C.A. : C’est une idée que j’ai eue pendant l’écriture du film. Une idée visuelle qui ne demande pas forcément à être justifiée verbalement. Etant donné que j’ai choisi de raconter cette histoire du seul point de vue de Franck, il fallait pouvoir rendre visible l’indicible. Les vers de terre ont été pour moi une évidence. Quant à leurs significations, je laisse le spectateur libre de leur donner le sens qu’il souhaite, qu’elles soient psychologiques ou non.

Guillaume Canet, vous êtes également réalisateur. Avez-vous conseillé Cédric Anger pour mettre en scène La prochaine fois je viserai le cœur ?

G.C. : Cédric est un excellent cinéaste. Il a déjà réalisé deux long-métrages (Le Tueur, 2008 ; L’Avocat, 2011) et a donc toute l’expérience nécessaire pour mettre en scène un film. Il sait où il va. Et puis, j’ai pour habitude de toujours rester à la place qui est la mienne.

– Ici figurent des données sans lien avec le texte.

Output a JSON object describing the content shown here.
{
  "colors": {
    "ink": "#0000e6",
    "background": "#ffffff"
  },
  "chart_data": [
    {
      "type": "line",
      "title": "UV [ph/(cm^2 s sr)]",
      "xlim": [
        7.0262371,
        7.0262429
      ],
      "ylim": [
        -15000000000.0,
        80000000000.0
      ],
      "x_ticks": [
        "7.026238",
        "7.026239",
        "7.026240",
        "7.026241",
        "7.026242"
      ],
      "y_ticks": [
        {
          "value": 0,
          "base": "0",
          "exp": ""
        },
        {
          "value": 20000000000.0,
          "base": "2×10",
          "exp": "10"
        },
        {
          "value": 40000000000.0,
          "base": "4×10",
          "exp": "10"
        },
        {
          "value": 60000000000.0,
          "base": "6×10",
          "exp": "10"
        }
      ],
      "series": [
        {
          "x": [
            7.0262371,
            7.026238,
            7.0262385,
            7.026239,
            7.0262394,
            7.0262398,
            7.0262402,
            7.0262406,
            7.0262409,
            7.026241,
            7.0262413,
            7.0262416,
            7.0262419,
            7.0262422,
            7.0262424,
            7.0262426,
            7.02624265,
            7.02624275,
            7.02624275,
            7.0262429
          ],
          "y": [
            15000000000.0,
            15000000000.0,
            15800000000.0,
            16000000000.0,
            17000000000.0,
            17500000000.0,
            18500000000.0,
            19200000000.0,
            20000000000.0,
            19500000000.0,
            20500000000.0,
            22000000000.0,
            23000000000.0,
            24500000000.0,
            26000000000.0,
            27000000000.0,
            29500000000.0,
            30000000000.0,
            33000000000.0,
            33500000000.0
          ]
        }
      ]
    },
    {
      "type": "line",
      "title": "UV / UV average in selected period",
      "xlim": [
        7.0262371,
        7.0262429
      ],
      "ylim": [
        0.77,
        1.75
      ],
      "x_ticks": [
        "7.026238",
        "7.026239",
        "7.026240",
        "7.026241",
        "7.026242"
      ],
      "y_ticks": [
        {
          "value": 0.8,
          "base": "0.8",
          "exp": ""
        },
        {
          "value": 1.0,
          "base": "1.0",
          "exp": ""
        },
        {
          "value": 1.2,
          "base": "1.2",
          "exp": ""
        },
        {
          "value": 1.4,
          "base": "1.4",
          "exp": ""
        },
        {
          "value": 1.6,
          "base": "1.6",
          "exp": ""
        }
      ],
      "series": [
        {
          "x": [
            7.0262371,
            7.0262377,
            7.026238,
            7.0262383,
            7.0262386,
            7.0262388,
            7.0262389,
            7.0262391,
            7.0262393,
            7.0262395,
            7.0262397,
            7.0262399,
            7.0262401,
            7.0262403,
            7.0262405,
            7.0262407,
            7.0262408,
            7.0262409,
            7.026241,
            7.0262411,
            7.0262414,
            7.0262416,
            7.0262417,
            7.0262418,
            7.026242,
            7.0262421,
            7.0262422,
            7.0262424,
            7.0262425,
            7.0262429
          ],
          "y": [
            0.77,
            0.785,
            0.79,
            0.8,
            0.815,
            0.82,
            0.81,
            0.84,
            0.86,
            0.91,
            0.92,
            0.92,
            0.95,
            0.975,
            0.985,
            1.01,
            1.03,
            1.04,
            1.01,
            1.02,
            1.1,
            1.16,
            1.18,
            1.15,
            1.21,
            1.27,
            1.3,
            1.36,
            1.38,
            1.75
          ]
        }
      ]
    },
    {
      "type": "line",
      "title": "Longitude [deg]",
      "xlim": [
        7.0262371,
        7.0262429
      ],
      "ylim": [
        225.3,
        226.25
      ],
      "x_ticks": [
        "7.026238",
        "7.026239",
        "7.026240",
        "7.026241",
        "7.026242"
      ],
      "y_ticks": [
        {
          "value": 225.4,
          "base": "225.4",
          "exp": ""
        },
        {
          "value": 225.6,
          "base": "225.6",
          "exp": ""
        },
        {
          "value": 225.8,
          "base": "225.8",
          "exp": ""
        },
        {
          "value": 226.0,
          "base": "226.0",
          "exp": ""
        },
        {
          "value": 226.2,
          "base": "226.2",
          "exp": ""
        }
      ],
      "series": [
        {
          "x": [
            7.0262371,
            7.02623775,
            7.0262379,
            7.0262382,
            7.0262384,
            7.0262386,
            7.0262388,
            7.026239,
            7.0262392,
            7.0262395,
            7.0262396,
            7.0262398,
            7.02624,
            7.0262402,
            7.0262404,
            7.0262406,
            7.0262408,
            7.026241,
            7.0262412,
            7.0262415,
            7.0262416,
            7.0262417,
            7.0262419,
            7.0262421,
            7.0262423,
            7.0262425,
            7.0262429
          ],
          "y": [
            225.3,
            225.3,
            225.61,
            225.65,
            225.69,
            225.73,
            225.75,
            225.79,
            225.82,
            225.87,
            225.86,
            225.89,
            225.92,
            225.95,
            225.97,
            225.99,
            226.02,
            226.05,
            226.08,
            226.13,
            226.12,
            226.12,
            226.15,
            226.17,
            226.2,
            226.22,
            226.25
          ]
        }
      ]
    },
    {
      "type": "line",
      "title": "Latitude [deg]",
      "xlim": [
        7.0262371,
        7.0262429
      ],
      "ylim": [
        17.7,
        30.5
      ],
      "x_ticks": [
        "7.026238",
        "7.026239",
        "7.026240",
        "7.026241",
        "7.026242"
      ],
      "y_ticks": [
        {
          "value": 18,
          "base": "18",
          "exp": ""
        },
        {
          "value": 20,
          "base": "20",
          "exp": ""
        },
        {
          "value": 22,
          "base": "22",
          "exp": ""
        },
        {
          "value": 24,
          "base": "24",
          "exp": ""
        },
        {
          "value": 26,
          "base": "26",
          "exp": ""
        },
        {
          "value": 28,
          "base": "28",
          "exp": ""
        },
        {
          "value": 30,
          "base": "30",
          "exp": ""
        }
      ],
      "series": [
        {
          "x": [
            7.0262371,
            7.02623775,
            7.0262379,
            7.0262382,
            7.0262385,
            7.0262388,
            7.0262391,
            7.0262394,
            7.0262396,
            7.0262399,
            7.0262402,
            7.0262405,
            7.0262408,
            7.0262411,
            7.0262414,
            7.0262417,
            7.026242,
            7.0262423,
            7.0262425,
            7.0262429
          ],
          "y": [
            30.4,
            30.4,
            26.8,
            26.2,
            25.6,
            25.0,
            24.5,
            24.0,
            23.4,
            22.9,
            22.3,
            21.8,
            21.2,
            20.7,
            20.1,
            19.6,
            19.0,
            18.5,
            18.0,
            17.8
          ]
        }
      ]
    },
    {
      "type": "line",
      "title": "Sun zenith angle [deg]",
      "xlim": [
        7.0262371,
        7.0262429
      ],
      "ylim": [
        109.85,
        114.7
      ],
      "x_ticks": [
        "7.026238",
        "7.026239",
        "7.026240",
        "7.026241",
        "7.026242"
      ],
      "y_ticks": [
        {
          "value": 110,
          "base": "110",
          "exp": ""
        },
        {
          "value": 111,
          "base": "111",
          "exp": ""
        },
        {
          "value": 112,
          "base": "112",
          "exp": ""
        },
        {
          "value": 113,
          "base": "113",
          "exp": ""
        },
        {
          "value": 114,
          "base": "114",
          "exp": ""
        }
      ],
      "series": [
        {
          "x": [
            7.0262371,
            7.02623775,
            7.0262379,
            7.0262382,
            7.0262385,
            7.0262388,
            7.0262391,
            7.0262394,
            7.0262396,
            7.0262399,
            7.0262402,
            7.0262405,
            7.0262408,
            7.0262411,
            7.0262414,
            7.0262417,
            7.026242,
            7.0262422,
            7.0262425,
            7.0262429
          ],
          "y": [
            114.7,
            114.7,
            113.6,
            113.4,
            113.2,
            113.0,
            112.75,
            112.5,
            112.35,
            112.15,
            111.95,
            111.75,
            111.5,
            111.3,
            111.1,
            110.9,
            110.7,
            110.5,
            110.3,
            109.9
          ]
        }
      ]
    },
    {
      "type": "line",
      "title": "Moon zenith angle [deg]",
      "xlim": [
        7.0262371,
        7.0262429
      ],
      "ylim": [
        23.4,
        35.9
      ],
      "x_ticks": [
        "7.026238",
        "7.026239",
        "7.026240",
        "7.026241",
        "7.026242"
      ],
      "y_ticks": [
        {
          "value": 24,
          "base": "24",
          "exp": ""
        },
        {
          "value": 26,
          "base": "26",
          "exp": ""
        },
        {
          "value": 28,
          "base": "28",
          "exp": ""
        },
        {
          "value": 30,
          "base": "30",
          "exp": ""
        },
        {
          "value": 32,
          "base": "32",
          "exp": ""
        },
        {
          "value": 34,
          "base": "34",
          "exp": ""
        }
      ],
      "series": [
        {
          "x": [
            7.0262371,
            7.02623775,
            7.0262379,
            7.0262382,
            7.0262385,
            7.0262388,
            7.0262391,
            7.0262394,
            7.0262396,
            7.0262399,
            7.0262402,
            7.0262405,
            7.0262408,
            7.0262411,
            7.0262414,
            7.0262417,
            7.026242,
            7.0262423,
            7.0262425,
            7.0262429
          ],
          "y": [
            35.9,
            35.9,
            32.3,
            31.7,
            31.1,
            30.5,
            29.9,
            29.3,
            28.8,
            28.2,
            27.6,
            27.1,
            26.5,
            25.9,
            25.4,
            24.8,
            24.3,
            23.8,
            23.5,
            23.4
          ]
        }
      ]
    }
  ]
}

Donc non, je n’ai pas conseillé Cédric pour mettre en scène ce film.

Propos recueillis le 14 Octobre 2014 à Castelnau-le-Lez (34) par Yoann Hervey.

[1] Cédric Anger, soucieux de ne pas faire du film une sorte de documentaire sur le tueur de l’Oise, a jugé préférable de modifier le prénom d’Alain Lamare par Franck.